President Barack Obama, who became the first US leader to meet with the 10-member bloc in November, has aimed to increase trade with Asia to help meet a January pledge to double exports in five years. Asean was the fourth-biggest market for US goods last year and fifth-largest trading partner.
"It's a disappointment," Asean Secretary-General Surin Pitsuwan, told journalists Thursday at the meeting held in the central Vietnamese city of Da Nang. "But there are many layers of engagement."
Obama may meet his Asean counterparts for another summit toward the end of the year, Surin said. Economic ministers from the bloc traveled to the US earlier this year to promote trade.
"The private sector is here, the US-Asean Business Council, and in the US system they work in close coordination," Surin said.
Lugar, the top Republican on the Senate Foreign Relations Committee, urged Obama to quickly name an ambassador to Asean before he meets with its leaders in the coming months, Agence France-Presse reported, citing a letter to the president. The previous ambassador, Scot Marciel, was appointed as the next envoy to Indonesia, Asean's biggest economy.
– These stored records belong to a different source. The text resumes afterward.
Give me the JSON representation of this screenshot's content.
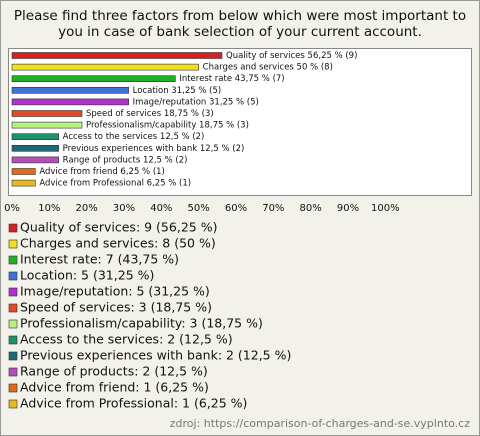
{
  "chart_data": {
    "type": "barh",
    "title": "Please find three factors from below which were most important to you in case of bank selection of your current account.",
    "categories": [
      "Quality of services",
      "Charges and services",
      "Interest rate",
      "Location",
      "Image/reputation",
      "Speed of services",
      "Professionalism/capability",
      "Access to the services",
      "Previous experiences with bank",
      "Range of products",
      "Advice from friend",
      "Advice from Professional"
    ],
    "values": [
      56.25,
      50,
      43.75,
      31.25,
      31.25,
      18.75,
      18.75,
      12.5,
      12.5,
      12.5,
      6.25,
      6.25
    ],
    "value_labels": [
      "Quality of services 56,25 % (9)",
      "Charges and services 50 % (8)",
      "Interest rate 43,75 % (7)",
      "Location 31,25 % (5)",
      "Image/reputation 31,25 % (5)",
      "Speed of services 18,75 % (3)",
      "Professionalism/capability 18,75 % (3)",
      "Access to the services 12,5 % (2)",
      "Previous experiences with bank 12,5 % (2)",
      "Range of products 12,5 % (2)",
      "Advice from friend 6,25 % (1)",
      "Advice from Professional 6,25 % (1)"
    ],
    "legend": [
      "Quality of services: 9 (56,25 %)",
      "Charges and services: 8 (50 %)",
      "Interest rate: 7 (43,75 %)",
      "Location: 5 (31,25 %)",
      "Image/reputation: 5 (31,25 %)",
      "Speed of services: 3 (18,75 %)",
      "Professionalism/capability: 3 (18,75 %)",
      "Access to the services: 2 (12,5 %)",
      "Previous experiences with bank: 2 (12,5 %)",
      "Range of products: 2 (12,5 %)",
      "Advice from friend: 1 (6,25 %)",
      "Advice from Professional: 1 (6,25 %)"
    ],
    "colors": [
      "#d42020",
      "#f0e020",
      "#22b022",
      "#4070d8",
      "#b030d0",
      "#e04a28",
      "#b8f080",
      "#20906a",
      "#206878",
      "#b050b8",
      "#e06a18",
      "#e8b820"
    ],
    "xlim": [
      0,
      120
    ],
    "xticks": [
      {
        "value": 0,
        "label": "0%"
      },
      {
        "value": 10,
        "label": "10%"
      },
      {
        "value": 20,
        "label": "20%"
      },
      {
        "value": 30,
        "label": "30%"
      },
      {
        "value": 40,
        "label": "40%"
      },
      {
        "value": 50,
        "label": "50%"
      },
      {
        "value": 60,
        "label": "60%"
      },
      {
        "value": 70,
        "label": "70%"
      },
      {
        "value": 80,
        "label": "80%"
      },
      {
        "value": 90,
        "label": "90%"
      },
      {
        "value": 100,
        "label": "100%"
      }
    ],
    "source": "zdroj: https://comparison-of-charges-and-se.vyplnto.cz"
  }
}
China's total trade with Asean surpassed the US in the past decade, growing to $178 billion last year. China's share of Southeast Asia's total commerce has increased to 11.6 percent from 4 percent in that time, whereas the US portion fell to 9.7 percent from 15 percent, Asean statistics show.
Asean is rich in coal, oil and precious metals as well as containing sea lanes vital to world trade. Asean aims to form an economic community modeled on the European Union, though without a common currency, by 2015. It has already signed free-trade accords with China, Japan, South Korea, Australia and New Zealand.